Coronavirus Thoughts on Psalm 23

This morning my “Write the World” journal prompted me to write Psalm 23. It is a familiar psalm, one that would likely ring a bell with even a nonbeliever, and therefore I was tempted to just go through the motions of reading and writing it. But, thanks be to God, this morning I read it differently. As with all passages of Scripture, the season you’re walking through at the moment colors the application of God’s word, and the Holy Spirit brings to light things that have previously gone unnoticed. Particularly this morning, verses 2-4 struck me.

“He makes me lie down in green pastures. He leads me beside still waters. He restores my soul. He leads me in the paths of righteousness for his name’s sake. Even though I walk through the valley of the shadow of death, I will fear no evil, for you are with me; your rod and your staff, they comfort me.”

Psalm 23:2-4, ESV

Right now, it feels a bit like we are walking through the valley of the shadow of death. Death and the talk about the potential of death saturates news outlets and many of our minds. While we may not be experiencing COVID-19 firsthand, we all are feeling ripple effects. The “valley of death” for you today may be actual sickness and death, or maybe it’s the uncertainty and anxiety caused by the unknown. Maybe your “valley of death” is being jobless and feeling hopeless. Maybe it’s feeling lonely, isolated, and depressed.

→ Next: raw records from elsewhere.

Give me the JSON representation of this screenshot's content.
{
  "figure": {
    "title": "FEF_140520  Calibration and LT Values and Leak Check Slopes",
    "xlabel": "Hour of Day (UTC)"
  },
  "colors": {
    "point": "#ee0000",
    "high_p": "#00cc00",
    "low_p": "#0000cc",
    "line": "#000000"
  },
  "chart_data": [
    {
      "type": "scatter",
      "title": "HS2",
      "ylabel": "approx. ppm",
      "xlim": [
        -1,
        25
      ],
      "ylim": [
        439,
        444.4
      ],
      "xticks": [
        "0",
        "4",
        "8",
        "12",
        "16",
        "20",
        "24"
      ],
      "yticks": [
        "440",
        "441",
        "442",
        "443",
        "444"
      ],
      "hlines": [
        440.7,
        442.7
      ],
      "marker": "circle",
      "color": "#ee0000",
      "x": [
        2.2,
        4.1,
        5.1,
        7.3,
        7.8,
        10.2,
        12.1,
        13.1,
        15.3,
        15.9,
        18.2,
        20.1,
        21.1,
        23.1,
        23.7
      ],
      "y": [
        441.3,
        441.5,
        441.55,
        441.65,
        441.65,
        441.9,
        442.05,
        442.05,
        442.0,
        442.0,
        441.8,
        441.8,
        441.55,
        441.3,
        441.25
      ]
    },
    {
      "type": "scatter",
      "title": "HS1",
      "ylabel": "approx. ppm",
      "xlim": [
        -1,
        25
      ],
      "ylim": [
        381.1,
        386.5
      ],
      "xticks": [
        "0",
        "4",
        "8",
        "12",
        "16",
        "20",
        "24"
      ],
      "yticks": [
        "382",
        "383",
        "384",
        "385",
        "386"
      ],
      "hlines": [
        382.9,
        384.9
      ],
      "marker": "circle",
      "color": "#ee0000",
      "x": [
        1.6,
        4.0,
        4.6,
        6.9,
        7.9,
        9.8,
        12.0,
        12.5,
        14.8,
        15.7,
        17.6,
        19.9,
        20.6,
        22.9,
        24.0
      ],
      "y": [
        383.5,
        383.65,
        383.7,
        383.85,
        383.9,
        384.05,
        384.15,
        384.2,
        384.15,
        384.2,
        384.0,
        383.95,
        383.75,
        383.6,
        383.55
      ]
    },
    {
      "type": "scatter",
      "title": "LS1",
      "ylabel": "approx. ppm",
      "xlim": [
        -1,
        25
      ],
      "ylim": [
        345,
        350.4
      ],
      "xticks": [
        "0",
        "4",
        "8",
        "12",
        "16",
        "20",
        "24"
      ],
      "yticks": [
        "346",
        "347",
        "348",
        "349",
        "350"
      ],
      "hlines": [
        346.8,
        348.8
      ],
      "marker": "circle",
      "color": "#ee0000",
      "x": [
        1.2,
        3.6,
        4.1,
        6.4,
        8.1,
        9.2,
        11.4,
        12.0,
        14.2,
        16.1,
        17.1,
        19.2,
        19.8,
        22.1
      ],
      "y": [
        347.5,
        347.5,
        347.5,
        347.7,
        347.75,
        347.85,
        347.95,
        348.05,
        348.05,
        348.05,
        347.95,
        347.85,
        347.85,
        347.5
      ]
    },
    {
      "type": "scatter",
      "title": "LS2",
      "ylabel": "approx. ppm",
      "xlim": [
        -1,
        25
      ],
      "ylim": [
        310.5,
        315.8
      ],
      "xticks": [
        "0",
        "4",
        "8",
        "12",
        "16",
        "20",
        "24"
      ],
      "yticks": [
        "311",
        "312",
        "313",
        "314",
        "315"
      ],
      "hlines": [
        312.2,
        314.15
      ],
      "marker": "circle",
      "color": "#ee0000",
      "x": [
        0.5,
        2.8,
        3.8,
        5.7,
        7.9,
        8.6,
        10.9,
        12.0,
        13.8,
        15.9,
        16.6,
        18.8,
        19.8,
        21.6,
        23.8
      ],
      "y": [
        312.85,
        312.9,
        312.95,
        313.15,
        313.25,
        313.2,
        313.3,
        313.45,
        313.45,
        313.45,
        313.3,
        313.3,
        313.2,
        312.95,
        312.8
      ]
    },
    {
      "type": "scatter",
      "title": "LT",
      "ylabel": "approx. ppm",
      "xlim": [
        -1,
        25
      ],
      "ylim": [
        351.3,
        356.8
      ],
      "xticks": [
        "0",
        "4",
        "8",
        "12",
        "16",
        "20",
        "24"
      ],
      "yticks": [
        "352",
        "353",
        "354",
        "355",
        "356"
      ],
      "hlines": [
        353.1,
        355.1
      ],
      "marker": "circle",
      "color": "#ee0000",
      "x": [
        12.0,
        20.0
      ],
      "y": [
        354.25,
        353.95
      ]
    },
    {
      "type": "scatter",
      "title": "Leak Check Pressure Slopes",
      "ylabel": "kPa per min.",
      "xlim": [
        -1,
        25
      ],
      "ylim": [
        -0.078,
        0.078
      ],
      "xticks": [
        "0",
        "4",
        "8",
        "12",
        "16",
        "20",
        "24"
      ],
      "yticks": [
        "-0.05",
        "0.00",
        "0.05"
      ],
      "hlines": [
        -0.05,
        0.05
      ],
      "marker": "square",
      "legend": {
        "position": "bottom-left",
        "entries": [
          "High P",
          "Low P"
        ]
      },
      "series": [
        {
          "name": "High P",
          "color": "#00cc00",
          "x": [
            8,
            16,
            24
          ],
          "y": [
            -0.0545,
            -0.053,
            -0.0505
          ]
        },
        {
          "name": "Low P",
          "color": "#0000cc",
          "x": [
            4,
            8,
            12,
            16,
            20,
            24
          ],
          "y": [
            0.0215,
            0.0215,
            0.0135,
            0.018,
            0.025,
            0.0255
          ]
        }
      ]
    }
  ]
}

But notice where God took the psalmist before mentioning the “valley of death”. He forced him to lie down in green pastures. He took him by the still waters. I don’t know about you, but I have definitely felt forced to lie down and live in stillness these last few months. And, if I’m honest, I haven’t liked it all that much.
But notice, the stillness and the being made to lie down is how God restores souls.

In order to walk through “the valley of death”, we have to be still. We have to rest. In order for our soul to be restored and focus again on the only thing that really matters, “His name’s sake”, God has to make us stop. It’s only after our soul is restored that we can confidently say what the psalmist says next, “Even though I walk through the valley of the shadow of death, I will fear no evil, for you are with me; your rod and your staff, they comfort me.”

So, how have you seen God restoring your soul in the midst of the pandemic’s stillness? How can you continue to rest and slow down as things start moving again?